When looking at Judith Shklar’s piece on voting and standing we discussed how African Americans and women were excluded in history. But who is excluded now? A large group is seen as less than citizens, and that is felons. This is not to say that criminals should punished, but there needs to be a restitutive approach rather than repressive. A felony is determined by state criminal laws yet voting is a federally instituted freedom thus people are committing the same crimes in different states and some are losing their right to vote while others are not.
Is disenfranchising American citizens for committing a crime repressive or restitutive? The disenfranchisement of felons also comes with the lack of job opportunities as well as lack of public welfare. At this point it becomes repressive, these people have no voice as Shklar would say and are not able to have the same standing. After they have fulfilled their sentencing their life is never the same. There are almost 6 million Americans that are unable to vote according to the sentincingproject.org. For a comparison, that is the same as the entire population of the state of Wisconsin. Seeing that the entire population of Wisconsin does not vote because of age or lack of participation. The six million felons would have a huge impact on our elections.
This map of the United States shows the current laws in place that disenfranchise felons. Each shade of blue represents at which point a felon is limited in their ability to vote.

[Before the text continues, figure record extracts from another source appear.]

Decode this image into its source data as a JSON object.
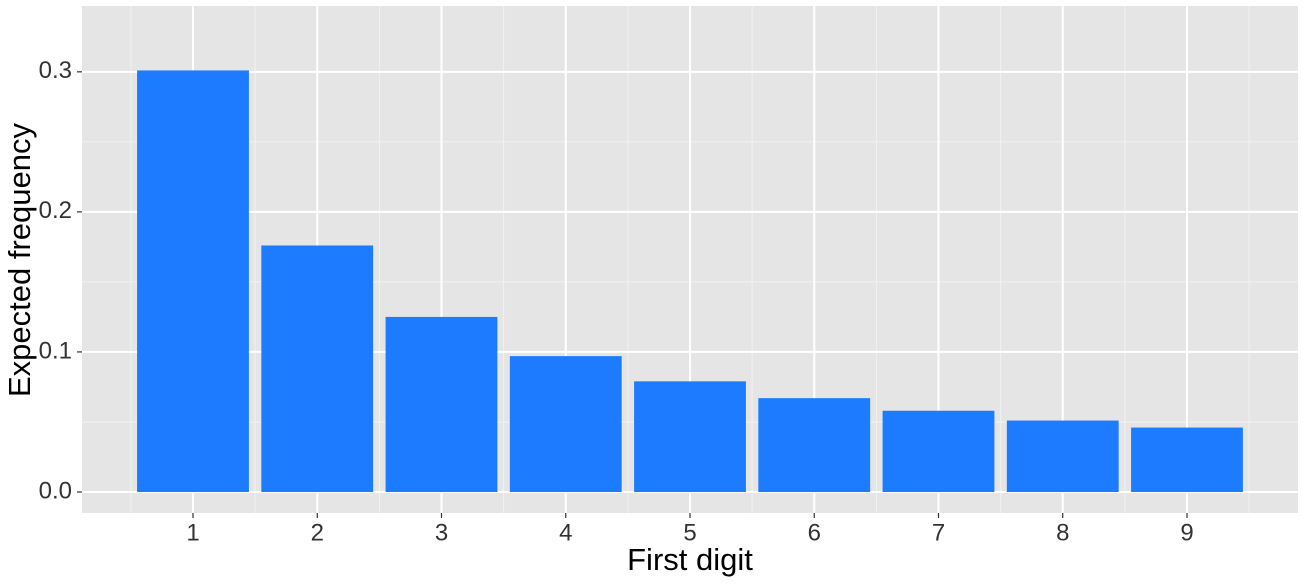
{
  "chart_data": {
    "type": "bar",
    "x_label": "First digit",
    "y_label": "Expected frequency",
    "categories": [
      "1",
      "2",
      "3",
      "4",
      "5",
      "6",
      "7",
      "8",
      "9"
    ],
    "values": [
      0.301,
      0.176,
      0.125,
      0.097,
      0.079,
      0.067,
      0.058,
      0.051,
      0.046
    ],
    "color": "#1c7bff",
    "ylim": [
      -0.015,
      0.347
    ],
    "yticks": [
      {
        "value": 0,
        "label": "0.0"
      },
      {
        "value": 0.1,
        "label": "0.1"
      },
      {
        "value": 0.2,
        "label": "0.2"
      },
      {
        "value": 0.3,
        "label": "0.3"
      }
    ],
    "grid": true
  }
}
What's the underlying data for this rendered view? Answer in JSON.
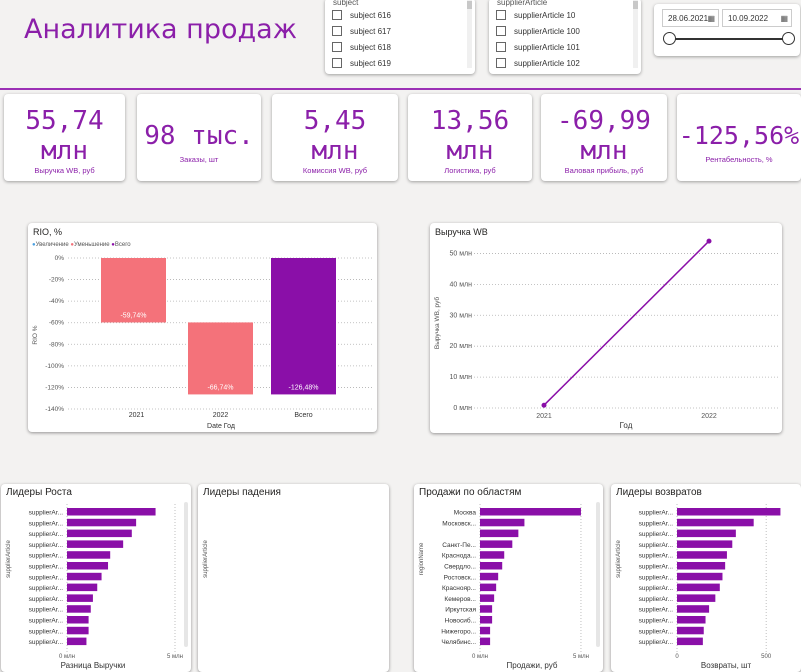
{
  "page_title": "Аналитика продаж",
  "colors": {
    "accent": "#8b1fa9",
    "increase": "#4a9fe0",
    "decrease": "#f4727a",
    "total": "#8a0fa8"
  },
  "slicer_subject": {
    "header": "subject",
    "items": [
      "subject 616",
      "subject 617",
      "subject 618",
      "subject 619"
    ]
  },
  "slicer_article": {
    "header": "supplierArticle",
    "items": [
      "supplierArticle 10",
      "supplierArticle 100",
      "supplierArticle 101",
      "supplierArticle 102"
    ]
  },
  "date_range": {
    "start": "28.06.2021",
    "end": "10.09.2022",
    "start_icon": "calendar-icon",
    "end_icon": "calendar-icon"
  },
  "kpis": [
    {
      "value": "55,74 млн",
      "label": "Выручка WB, руб"
    },
    {
      "value": "98 тыс.",
      "label": "Заказы, шт"
    },
    {
      "value": "5,45 млн",
      "label": "Комиссия WB, руб"
    },
    {
      "value": "13,56 млн",
      "label": "Логистика, руб"
    },
    {
      "value": "-69,99 млн",
      "label": "Валовая прибыль, руб"
    },
    {
      "value": "-125,56%",
      "label": "Рентабельность, %"
    }
  ],
  "chart_data": [
    {
      "type": "bar",
      "subtype": "waterfall",
      "title": "RIO, %",
      "legend": [
        "Увеличение",
        "Уменьшение",
        "Всего"
      ],
      "legend_position": "top-left",
      "categories": [
        "2021",
        "2022",
        "Всего"
      ],
      "values": [
        -59.74,
        -66.74,
        -126.48
      ],
      "data_labels": [
        "-59,74%",
        "-66,74%",
        "-126,48%"
      ],
      "ylabel": "RIO %",
      "xlabel": "Date Год",
      "ylim": [
        -140,
        0
      ],
      "yticks": [
        "0%",
        "-20%",
        "-40%",
        "-60%",
        "-80%",
        "-100%",
        "-120%",
        "-140%"
      ],
      "grid": true
    },
    {
      "type": "line",
      "title": "Выручка WB",
      "x": [
        "2021",
        "2022"
      ],
      "values": [
        0.9,
        54
      ],
      "ylabel": "Выручка WB, руб",
      "xlabel": "Год",
      "ylim": [
        0,
        55
      ],
      "yticks": [
        "0 млн",
        "10 млн",
        "20 млн",
        "30 млн",
        "40 млн",
        "50 млн"
      ],
      "grid": true
    },
    {
      "type": "bar",
      "orientation": "horizontal",
      "title": "Лидеры Роста",
      "categories": [
        "supplierAr...",
        "supplierAr...",
        "supplierAr...",
        "supplierAr...",
        "supplierAr...",
        "supplierAr...",
        "supplierAr...",
        "supplierAr...",
        "supplierAr...",
        "supplierAr...",
        "supplierAr...",
        "supplierAr...",
        "supplierAr..."
      ],
      "values": [
        4.1,
        3.2,
        3.0,
        2.6,
        2.0,
        1.9,
        1.6,
        1.4,
        1.2,
        1.1,
        1.0,
        1.0,
        0.9
      ],
      "ylabel": "supplierArticle",
      "xlabel": "Разница Выручки",
      "xlim": [
        0,
        5
      ],
      "xticks": [
        "0 млн",
        "5 млн"
      ],
      "grid": true
    },
    {
      "type": "bar",
      "orientation": "horizontal",
      "title": "Лидеры падения",
      "categories": [],
      "values": [],
      "ylabel": "supplierArticle"
    },
    {
      "type": "bar",
      "orientation": "horizontal",
      "title": "Продажи по областям",
      "categories": [
        "Москва",
        "Московск...",
        "",
        "Санкт-Пе...",
        "Краснода...",
        "Свердло...",
        "Ростовск...",
        "Краснояр...",
        "Кемеров...",
        "Иркутская",
        "Новосиб...",
        "Нижегоро...",
        "Челябинс..."
      ],
      "values": [
        5.0,
        2.2,
        1.9,
        1.6,
        1.2,
        1.1,
        0.9,
        0.8,
        0.7,
        0.6,
        0.6,
        0.5,
        0.5
      ],
      "ylabel": "regionName",
      "xlabel": "Продажи, руб",
      "xlim": [
        0,
        5.2
      ],
      "xticks": [
        "0 млн",
        "5 млн"
      ],
      "grid": true
    },
    {
      "type": "bar",
      "orientation": "horizontal",
      "title": "Лидеры возвратов",
      "categories": [
        "supplierAr...",
        "supplierAr...",
        "supplierAr...",
        "supplierAr...",
        "supplierAr...",
        "supplierAr...",
        "supplierAr...",
        "supplierAr...",
        "supplierAr...",
        "supplierAr...",
        "supplierAr...",
        "supplierAr...",
        "supplierAr..."
      ],
      "values": [
        580,
        430,
        330,
        310,
        280,
        270,
        255,
        240,
        215,
        180,
        160,
        150,
        145
      ],
      "ylabel": "supplierArticle",
      "xlabel": "Возвраты, шт",
      "xlim": [
        0,
        600
      ],
      "xticks": [
        "0",
        "500"
      ],
      "grid": true
    }
  ]
}
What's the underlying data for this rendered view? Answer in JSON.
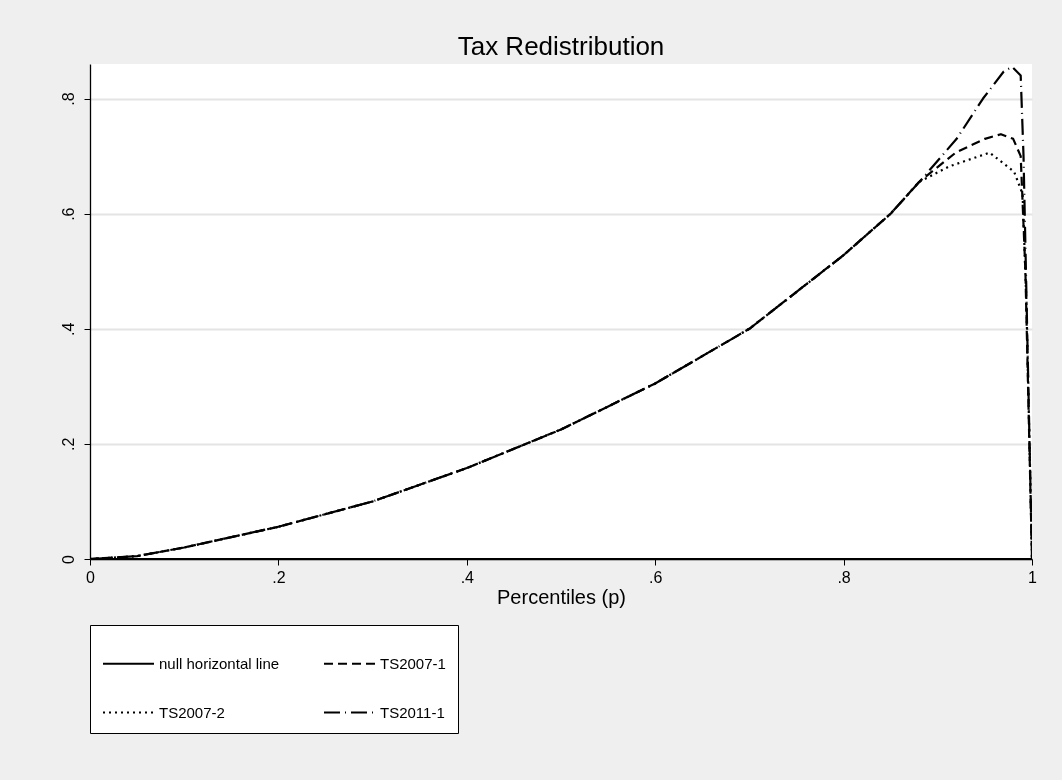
{
  "chart_data": {
    "type": "line",
    "title": "Tax Redistribution",
    "xlabel": "Percentiles (p)",
    "xlim": [
      0,
      1
    ],
    "ylim": [
      0,
      0.86
    ],
    "xticks": [
      0,
      {
        "value": 0.2,
        "label": ".2"
      },
      {
        "value": 0.4,
        "label": ".4"
      },
      {
        "value": 0.6,
        "label": ".6"
      },
      {
        "value": 0.8,
        "label": ".8"
      },
      1
    ],
    "yticks": [
      0,
      {
        "value": 0.2,
        "label": ".2"
      },
      {
        "value": 0.4,
        "label": ".4"
      },
      {
        "value": 0.6,
        "label": ".6"
      },
      {
        "value": 0.8,
        "label": ".8"
      }
    ],
    "grid": "y",
    "legend": "bottom",
    "series": [
      {
        "name": "null horizontal line",
        "color": "#000000",
        "line_style": "solid",
        "x": [
          0,
          1
        ],
        "values": [
          0,
          0
        ]
      },
      {
        "name": "TS2007-1",
        "color": "#000000",
        "line_style": "dashed",
        "x": [
          0,
          0.05,
          0.1,
          0.2,
          0.3,
          0.4,
          0.5,
          0.6,
          0.7,
          0.8,
          0.85,
          0.88,
          0.919,
          0.95,
          0.967,
          0.98,
          0.988,
          0.993,
          1
        ],
        "values": [
          0,
          0.005,
          0.02,
          0.056,
          0.1,
          0.158,
          0.225,
          0.305,
          0.4,
          0.528,
          0.6,
          0.655,
          0.706,
          0.73,
          0.738,
          0.73,
          0.7,
          0.5,
          0
        ]
      },
      {
        "name": "TS2007-2",
        "color": "#000000",
        "line_style": "dotted",
        "x": [
          0,
          0.05,
          0.1,
          0.2,
          0.3,
          0.4,
          0.5,
          0.6,
          0.7,
          0.8,
          0.85,
          0.88,
          0.912,
          0.955,
          0.981,
          0.99,
          0.994,
          1
        ],
        "values": [
          0,
          0.005,
          0.02,
          0.056,
          0.1,
          0.158,
          0.225,
          0.305,
          0.4,
          0.528,
          0.6,
          0.655,
          0.682,
          0.706,
          0.673,
          0.634,
          0.45,
          0
        ]
      },
      {
        "name": "TS2011-1",
        "color": "#000000",
        "line_style": "dashdot",
        "x": [
          0,
          0.05,
          0.1,
          0.2,
          0.3,
          0.4,
          0.5,
          0.6,
          0.7,
          0.8,
          0.85,
          0.882,
          0.92,
          0.948,
          0.97,
          0.979,
          0.988,
          0.991,
          1
        ],
        "values": [
          0,
          0.005,
          0.02,
          0.056,
          0.1,
          0.158,
          0.225,
          0.305,
          0.4,
          0.528,
          0.6,
          0.658,
          0.73,
          0.8,
          0.847,
          0.855,
          0.84,
          0.7,
          0
        ]
      }
    ]
  }
}
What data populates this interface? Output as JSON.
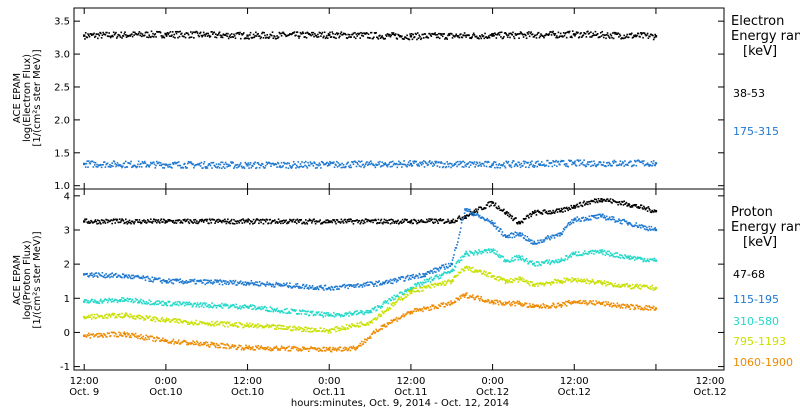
{
  "chart_data": [
    {
      "type": "scatter",
      "ylabel_lines": [
        "ACE EPAM",
        "log(Electron Flux)",
        "[1/(cm²s ster MeV)]"
      ],
      "ylim": [
        0.95,
        3.7
      ],
      "yticks": [
        1.0,
        1.5,
        2.0,
        2.5,
        3.0,
        3.5
      ],
      "ytick_labels": [
        "1.0",
        "1.5",
        "2.0",
        "2.5",
        "3.0",
        "3.5"
      ],
      "legend_title": [
        "Electron",
        "Energy ran",
        "[keV]"
      ],
      "series": [
        {
          "name": "38-53",
          "color": "#000000",
          "x": [
            0,
            12,
            24,
            36,
            48,
            60,
            72,
            84
          ],
          "values": [
            3.28,
            3.3,
            3.28,
            3.29,
            3.27,
            3.28,
            3.3,
            3.27
          ]
        },
        {
          "name": "175-315",
          "color": "#1f78d0",
          "x": [
            0,
            12,
            24,
            36,
            48,
            60,
            72,
            84
          ],
          "values": [
            1.33,
            1.32,
            1.31,
            1.32,
            1.33,
            1.32,
            1.34,
            1.34
          ]
        }
      ]
    },
    {
      "type": "scatter",
      "ylabel_lines": [
        "ACE EPAM",
        "log(Proton Flux)",
        "[1/(cm²s ster MeV)]"
      ],
      "ylim": [
        -1.1,
        4.2
      ],
      "yticks": [
        -1,
        0,
        1,
        2,
        3,
        4
      ],
      "ytick_labels": [
        "-1",
        "0",
        "1",
        "2",
        "3",
        "4"
      ],
      "legend_title": [
        "Proton",
        "Energy ran",
        "[keV]"
      ],
      "series": [
        {
          "name": "47-68",
          "color": "#000000",
          "x": [
            0,
            12,
            24,
            36,
            48,
            54,
            56,
            60,
            62,
            64,
            66,
            70,
            72,
            76,
            80,
            84
          ],
          "values": [
            3.25,
            3.25,
            3.25,
            3.25,
            3.25,
            3.26,
            3.4,
            3.8,
            3.5,
            3.2,
            3.5,
            3.55,
            3.7,
            3.9,
            3.75,
            3.55
          ]
        },
        {
          "name": "115-195",
          "color": "#1f78d0",
          "x": [
            0,
            6,
            12,
            24,
            36,
            44,
            50,
            54,
            56,
            60,
            62,
            64,
            66,
            70,
            72,
            76,
            80,
            84
          ],
          "values": [
            1.7,
            1.65,
            1.5,
            1.45,
            1.3,
            1.45,
            1.7,
            2.0,
            3.6,
            3.2,
            2.8,
            2.9,
            2.6,
            2.9,
            3.3,
            3.4,
            3.2,
            3.0
          ]
        },
        {
          "name": "310-580",
          "color": "#22d8c8",
          "x": [
            0,
            6,
            12,
            24,
            36,
            42,
            48,
            54,
            56,
            60,
            62,
            64,
            66,
            70,
            72,
            76,
            80,
            84
          ],
          "values": [
            0.9,
            0.95,
            0.85,
            0.75,
            0.5,
            0.6,
            1.3,
            1.8,
            2.3,
            2.4,
            2.1,
            2.2,
            2.0,
            2.1,
            2.3,
            2.35,
            2.2,
            2.1
          ]
        },
        {
          "name": "795-1193",
          "color": "#c8e000",
          "x": [
            0,
            6,
            12,
            24,
            36,
            42,
            48,
            54,
            56,
            60,
            62,
            64,
            66,
            70,
            72,
            76,
            80,
            84
          ],
          "values": [
            0.45,
            0.5,
            0.35,
            0.2,
            0.05,
            0.3,
            1.2,
            1.5,
            1.9,
            1.65,
            1.5,
            1.55,
            1.4,
            1.5,
            1.55,
            1.45,
            1.35,
            1.3
          ]
        },
        {
          "name": "1060-1900",
          "color": "#ee8a00",
          "x": [
            0,
            6,
            12,
            24,
            36,
            40,
            44,
            48,
            54,
            56,
            60,
            62,
            64,
            66,
            70,
            72,
            76,
            80,
            84
          ],
          "values": [
            -0.1,
            -0.05,
            -0.25,
            -0.45,
            -0.5,
            -0.45,
            0.2,
            0.6,
            0.85,
            1.1,
            0.9,
            0.85,
            0.85,
            0.75,
            0.8,
            0.9,
            0.85,
            0.75,
            0.7
          ]
        }
      ]
    }
  ],
  "x_axis": {
    "range": [
      -1.5,
      94
    ],
    "ticks": [
      0,
      12,
      24,
      36,
      48,
      60,
      72,
      84
    ],
    "tick_labels_top": [
      "12:00",
      "0:00",
      "12:00",
      "0:00",
      "12:00",
      "0:00",
      "12:00",
      ""
    ],
    "tick_labels_bottom": [
      "Oct. 9",
      "Oct.10",
      "Oct.10",
      "Oct.11",
      "Oct.11",
      "Oct.12",
      "Oct.12",
      ""
    ],
    "first_label_top": "12:00",
    "first_label_bottom": "Oct. 9",
    "xlabel": "hours:minutes, Oct.  9, 2014 - Oct. 12, 2014"
  }
}
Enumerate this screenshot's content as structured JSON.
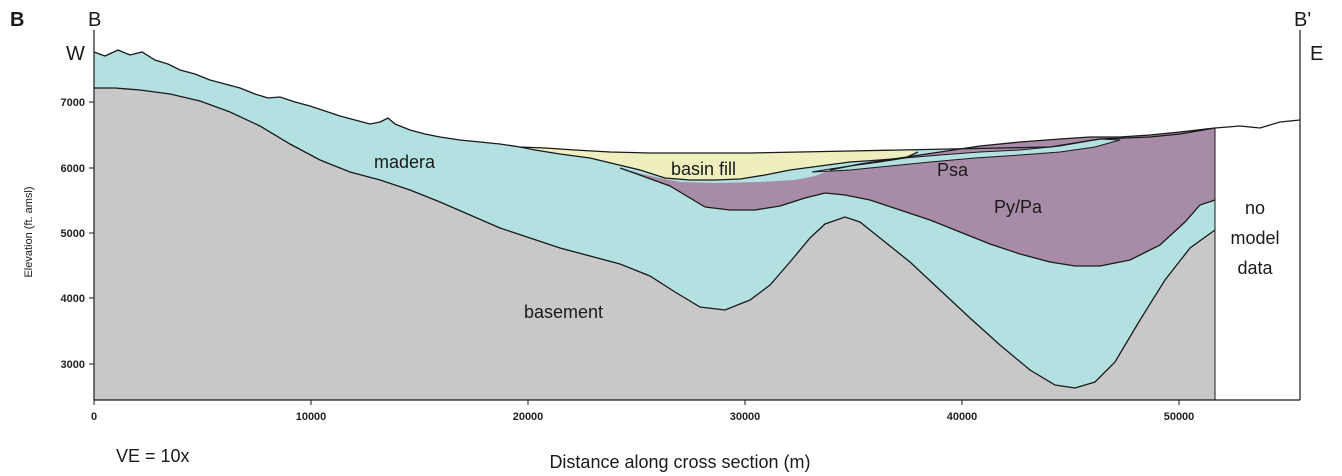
{
  "panel_label": "B",
  "section_start": "B",
  "section_end": "B'",
  "west_label": "W",
  "east_label": "E",
  "ylabel": "Elevation (ft. amsl)",
  "xlabel": "Distance along cross section (m)",
  "ve_note": "VE = 10x",
  "x_ticks": [
    "0",
    "10000",
    "20000",
    "30000",
    "40000",
    "50000"
  ],
  "y_ticks": [
    "7000",
    "6000",
    "5000",
    "4000",
    "3000"
  ],
  "units": {
    "madera": "madera",
    "basin_fill": "basin fill",
    "psa": "Psa",
    "py_pa": "Py/Pa",
    "basement": "basement"
  },
  "no_data_lines": [
    "no",
    "model",
    "data"
  ],
  "colors": {
    "madera": "#b3e0e0",
    "basin_fill": "#eeeebf",
    "py_pa": "#a88ba6",
    "basement": "#c8c8c8",
    "outline": "#1a1a1a"
  }
}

There are many types of felonies varying by state. The policy of restoring rights also varies by state. There are currently only two states that take a complete restitutive approach to felon voting, Maine and Vermont do not restrict voting at all. Felons are able to vote during prison, parole, and probation. However, there are twelve states that restrict voting even after being released and completing probation. The lack of consistency is a major issue when restoring rights for criminal offenders. It is understandable to not be able to vote while in prison, however there needs to be an overarching decision when it comes to who loses their standing and who does not.
We also see the same argument of voting and citizenship when discussing Frederick Douglass’ work. He makes the point that those that are already standing citizens try to keep it exclusive to themselves. Felons and losing their right to vote is often given the argument, “well they’re criminals so they made that choice.” By not being able to vote, their punishment now lasts for the rest of their lives. They are now stripped of their standing and never equal to those in their community once their sentence is completed.
American citizenship is unique because it comes with a list of liberties. We have the right to vote, but it is a choice not a requirement. Felons lose this right and their right may never be restored. There needs to be an evolving level of decency when it comes to crime and punishment. The retraction of voting is repressive and felons thus lose their standing as American citizens. America needs to create a federal statue deciding how to approach voting and felons.